Bölüm 156: Goblin Mezarlığı (Bölüm 3) - Fenrir Scans
Karanlık Mod?

Bölüm 156: Goblin Mezarlığı (Bölüm 3)

En Güçlü Sistemle Yeni Bir Hayat novelini en güncel şekilde Fenrir Scansdan okuyun.
A+ A-

Bu arada Goblin Mezarlığının On Birinci Katında…

Wendy'nin ekibi üç Hobgoblin Savaşçısına karşı savaşıyordu. Patronun odasını William'ın partisinden yarım saat önce temizlemişlerdi. Patron dövüşüyle ​​karşılaştırıldığında, üç Hobgoblin Savaşçısının Hellan Kraliyet Akademisi'nin dört güçlü öğrencisine karşı hiç şansı yoktu.

Spencer, son Hobgoblin'i de kestikten sonra nefes nefese kalan kız kardeşine baktı. İlk kez bir zindana girmişti ve gücünü koruma konusunda onun kadar tecrübeli değildi.

Brutus ve Bruno ise Spencer'la aynı gemideydi. İkizlerden üç yaş büyük olmalarının yanı sıra, konu zindanlara baskın yapmak olduğunda oldukça fazla deneyime sahiplerdi.

Her ne kadar bu onların Goblin Mezarlığını ilk ziyaretleri olsa da, fiziksel ve büyüsel güçlerini koruma konusunda daha ustaydılar.

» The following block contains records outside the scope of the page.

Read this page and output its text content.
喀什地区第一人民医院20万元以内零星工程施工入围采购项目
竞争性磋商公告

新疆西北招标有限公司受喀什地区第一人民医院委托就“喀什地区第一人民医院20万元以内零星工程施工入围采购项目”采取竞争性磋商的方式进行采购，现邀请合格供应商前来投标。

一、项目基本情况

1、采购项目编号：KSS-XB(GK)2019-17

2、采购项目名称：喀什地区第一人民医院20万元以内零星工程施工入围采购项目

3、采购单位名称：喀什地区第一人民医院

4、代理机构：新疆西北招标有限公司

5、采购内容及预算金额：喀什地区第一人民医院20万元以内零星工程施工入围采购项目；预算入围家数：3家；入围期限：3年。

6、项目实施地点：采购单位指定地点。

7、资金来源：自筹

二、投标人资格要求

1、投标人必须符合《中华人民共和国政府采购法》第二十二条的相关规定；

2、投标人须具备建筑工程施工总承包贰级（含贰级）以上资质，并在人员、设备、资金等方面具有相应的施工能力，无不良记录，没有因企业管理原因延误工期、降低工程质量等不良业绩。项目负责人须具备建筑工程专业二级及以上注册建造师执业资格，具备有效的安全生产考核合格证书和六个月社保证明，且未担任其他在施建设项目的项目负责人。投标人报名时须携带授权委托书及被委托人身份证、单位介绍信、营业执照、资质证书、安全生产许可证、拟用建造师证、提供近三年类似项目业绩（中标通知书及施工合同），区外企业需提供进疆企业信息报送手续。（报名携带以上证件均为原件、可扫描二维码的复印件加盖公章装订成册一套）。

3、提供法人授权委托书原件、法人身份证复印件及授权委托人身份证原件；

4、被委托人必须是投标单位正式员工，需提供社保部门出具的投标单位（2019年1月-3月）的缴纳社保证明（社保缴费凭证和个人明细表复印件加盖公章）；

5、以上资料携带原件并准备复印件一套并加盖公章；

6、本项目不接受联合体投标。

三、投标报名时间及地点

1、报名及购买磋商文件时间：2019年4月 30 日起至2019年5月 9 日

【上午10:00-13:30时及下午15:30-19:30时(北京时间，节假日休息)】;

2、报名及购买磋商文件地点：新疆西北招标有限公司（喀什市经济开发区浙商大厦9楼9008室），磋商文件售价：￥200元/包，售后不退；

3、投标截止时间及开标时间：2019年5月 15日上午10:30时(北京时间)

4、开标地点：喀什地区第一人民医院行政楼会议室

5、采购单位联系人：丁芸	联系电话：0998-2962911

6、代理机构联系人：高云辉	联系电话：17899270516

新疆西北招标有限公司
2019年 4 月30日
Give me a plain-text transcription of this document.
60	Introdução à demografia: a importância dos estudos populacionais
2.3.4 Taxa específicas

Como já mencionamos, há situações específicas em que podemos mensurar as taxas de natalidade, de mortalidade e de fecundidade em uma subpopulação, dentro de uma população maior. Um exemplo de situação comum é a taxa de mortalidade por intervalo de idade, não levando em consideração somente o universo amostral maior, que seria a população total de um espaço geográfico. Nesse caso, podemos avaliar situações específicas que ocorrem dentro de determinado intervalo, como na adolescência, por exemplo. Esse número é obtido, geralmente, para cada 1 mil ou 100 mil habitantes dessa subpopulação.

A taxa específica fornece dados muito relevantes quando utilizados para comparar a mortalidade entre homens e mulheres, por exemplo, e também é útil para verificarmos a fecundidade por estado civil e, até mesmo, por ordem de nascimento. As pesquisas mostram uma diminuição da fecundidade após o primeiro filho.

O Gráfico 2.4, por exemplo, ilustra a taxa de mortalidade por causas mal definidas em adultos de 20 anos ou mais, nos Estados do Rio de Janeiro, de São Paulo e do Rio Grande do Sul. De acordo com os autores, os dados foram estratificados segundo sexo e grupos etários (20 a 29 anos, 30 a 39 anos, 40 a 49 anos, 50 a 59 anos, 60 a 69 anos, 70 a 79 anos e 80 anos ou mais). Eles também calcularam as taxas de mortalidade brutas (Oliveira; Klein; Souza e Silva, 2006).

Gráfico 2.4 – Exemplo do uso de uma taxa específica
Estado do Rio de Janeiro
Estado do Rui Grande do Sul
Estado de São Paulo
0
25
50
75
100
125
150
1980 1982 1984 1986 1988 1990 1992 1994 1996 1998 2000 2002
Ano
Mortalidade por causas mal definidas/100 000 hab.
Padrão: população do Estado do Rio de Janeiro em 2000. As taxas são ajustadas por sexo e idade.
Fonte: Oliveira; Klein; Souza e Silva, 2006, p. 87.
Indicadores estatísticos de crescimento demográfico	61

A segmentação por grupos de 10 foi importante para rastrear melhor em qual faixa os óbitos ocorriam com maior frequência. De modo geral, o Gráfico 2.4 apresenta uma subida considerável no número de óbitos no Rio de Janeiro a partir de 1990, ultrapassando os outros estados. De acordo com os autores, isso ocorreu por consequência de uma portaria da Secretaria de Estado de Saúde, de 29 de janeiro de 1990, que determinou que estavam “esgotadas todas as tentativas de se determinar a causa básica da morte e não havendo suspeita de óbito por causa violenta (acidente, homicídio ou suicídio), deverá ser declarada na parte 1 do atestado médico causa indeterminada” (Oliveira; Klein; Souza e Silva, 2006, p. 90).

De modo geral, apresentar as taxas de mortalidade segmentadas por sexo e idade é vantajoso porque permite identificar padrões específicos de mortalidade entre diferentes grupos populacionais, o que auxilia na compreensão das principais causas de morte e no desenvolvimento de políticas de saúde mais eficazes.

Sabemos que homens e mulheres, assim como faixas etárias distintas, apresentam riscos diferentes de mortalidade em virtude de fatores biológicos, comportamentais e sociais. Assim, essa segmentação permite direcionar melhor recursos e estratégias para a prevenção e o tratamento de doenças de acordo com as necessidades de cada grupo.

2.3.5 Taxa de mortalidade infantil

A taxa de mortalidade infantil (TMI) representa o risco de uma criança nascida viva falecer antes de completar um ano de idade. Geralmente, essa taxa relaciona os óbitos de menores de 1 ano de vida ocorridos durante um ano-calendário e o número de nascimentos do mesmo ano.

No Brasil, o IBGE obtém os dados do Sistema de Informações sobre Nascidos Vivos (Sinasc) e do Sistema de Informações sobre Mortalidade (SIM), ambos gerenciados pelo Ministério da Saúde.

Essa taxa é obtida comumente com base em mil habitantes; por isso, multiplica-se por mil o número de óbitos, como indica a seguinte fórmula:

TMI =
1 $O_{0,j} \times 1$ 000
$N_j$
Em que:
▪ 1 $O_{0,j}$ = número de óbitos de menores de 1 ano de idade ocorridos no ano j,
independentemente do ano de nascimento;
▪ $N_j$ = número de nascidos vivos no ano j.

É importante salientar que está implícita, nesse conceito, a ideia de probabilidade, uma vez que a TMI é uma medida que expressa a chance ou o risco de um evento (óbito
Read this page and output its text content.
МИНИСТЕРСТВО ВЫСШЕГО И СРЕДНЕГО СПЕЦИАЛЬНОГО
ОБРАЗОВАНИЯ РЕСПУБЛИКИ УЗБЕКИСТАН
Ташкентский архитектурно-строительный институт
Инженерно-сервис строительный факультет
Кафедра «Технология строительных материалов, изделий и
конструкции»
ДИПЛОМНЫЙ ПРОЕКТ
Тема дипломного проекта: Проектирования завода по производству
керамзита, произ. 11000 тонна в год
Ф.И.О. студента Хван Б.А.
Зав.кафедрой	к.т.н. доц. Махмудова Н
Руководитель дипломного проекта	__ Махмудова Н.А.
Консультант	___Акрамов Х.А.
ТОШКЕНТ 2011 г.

Üç çocuk Wendy'nin savaş tarzına müdahale etmeyecekleri konusunda sessizce anlaştılar.

Bunu, güçlü olsanız bile, yalnızca savaşı bitirmeye yetecek kadar güç kullanarak yeteneklerinizi nasıl en üst düzeye çıkaracağınızı bilmeniz gerektiğini anlamasına yardımcı olmak için yapıyorlardı. Her karşılaşmada her şeyi ortaya koymak sizi yalnızca yorardı ve iş herhangi bir zindan keşfine geldiğinde bu ölümcül bir hataydı.

Liderlerinin nefes almasını beklerken, bir grup maceracı da onların bulunduğu yerde belirdi.

Altı kişilik grubun lideri, yirmili yaşlarının ortasında görünen kahverengi saçlı bir adamdı. Paralı askerler arasında oldukça yaygın olan ortalama ve keskin özelliklere sahipti.

“Grubunuzun Goblin Mezarına ilk gelişi mi bu?” diye sordu kahverengi saçlı adam. “Birkaç yıldır buradayım ve sizi ilk defa görüyorum. Kraliyet Akademisi öğrencileri misiniz?”

“Evet” Wendy, Spencer onu durduramadan yanıtladı. “Biz Kraliyet Akademisi'nden geliyoruz.”

Kahverengi saçlı adam, karşısındaki küçük güzelliğe gülümsedi. “Ondördüncü Kat'a gitmeyi planlıyoruz, siz de gelmek ister misiniz?”

“HAYIR.” Spencer kahverengi saçlı adamla kız kardeşinin arasında yürüyordu. “Zindanı kendi hızımızda keşfetmeyi planlıyoruz. Teklifiniz için teşekkür ederiz.”

Kahverengi saçlı adam anlayışla başını salladı. “Benim adım Kent. Eğer On Dördüncü Katta başınız belaya girerse, gelin ve bizi zindanın Doğu Kısmında bulun. Burada, Goblin Mezarlığında kaldığımız süre boyunca genellikle avlandığımız yer orası.”

“Anlaşıldı,” diye yanıtladı Spencer, kız kardeşinin elini tutup onu ters yöne çekmeden önce.

Brutus ve Bruno, erkek ve kız kardeş çiftini takip etmeden önce Kent'e yan gözle baktılar. Kahverengi saçlı adamın baş belası olduğunu ve onunla herhangi bir bağlantı kurmak istemediğini anlayabilirlerdi.

Kent yüzünde bir gülümsemeyle onların gidişini izledi. Daha sonra adamlarına alt katlara doğru yolculuklarına devam etmeleri için bir işaret yaptı. Wendy'nin ekibinin On Dördüncü Kat'a gidip gitmemesi pek umurlarında değildi.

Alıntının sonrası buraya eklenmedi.